Do you think AI is helping to make art more accessible to a wider audience? And if so, why is this important- not just artistically, but culturally and societally?
The internet took art to a wider audience by allowing people to experience images without needing to be in their physical presence. The COVID-19 pandemic forced everyone under lockdown to experience the art they didn’t have in their homes through online platforms. Perhaps unsurprisingly, this accelerated the desire to own digital art, challenging its artificial segregation from traditional fine art (much of which uses digital tools), while also challenging traditional galleries that were forced to sell work online.
The aforementioned generative AI platforms represent a new creative tool that is widely available to anyone with an internet connection. They provide a novel and seductive mode of “creating” new (or remixing old) digital content at a time when many people are still unfamiliar with software, for example Adobe Illustrator, that commercial artists have used for decades. At a time when the market for (code-based) generative art is growing steadily, generative AI tools can help to compensate for a lack of experience with code as a creative medium.
Who do you believe truly owns the rights to AI-generated art: the artist/programmer or the AI itself?

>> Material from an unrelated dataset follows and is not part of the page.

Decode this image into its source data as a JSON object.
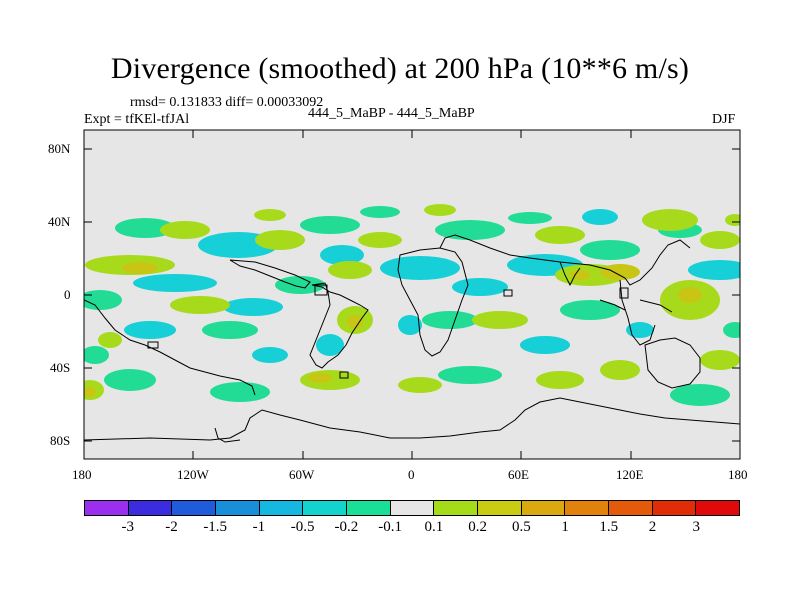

I am not a legal expert and appropriation has been an essential component of fine art since Duchamp. However, it is clearly inappropriate and inequitable for large multinational companies to benefit from the creative labor of individual artists without compensating them for the use and reuse of their work.
Generative AI platforms, if they are trained on images that do not have a Creative Commons licence, should be forced to credit and compensate the artists whose work they have scraped and retrain their algorithms.
There’s a lot of debate - and fear - around AI’s impact on the art market. Do you think these concerns are justified, or should we be looking at AI’s potential in a different way?
If anything, the use of generative AI as a creative tool is evidence of the ability of humans and machines to collaborate successfully. I certainly support posthumanism insofar as it rejects anthropocentrism and reimagines humans, non-humans, and nature within one inclusive, mutually supportive ecosystem.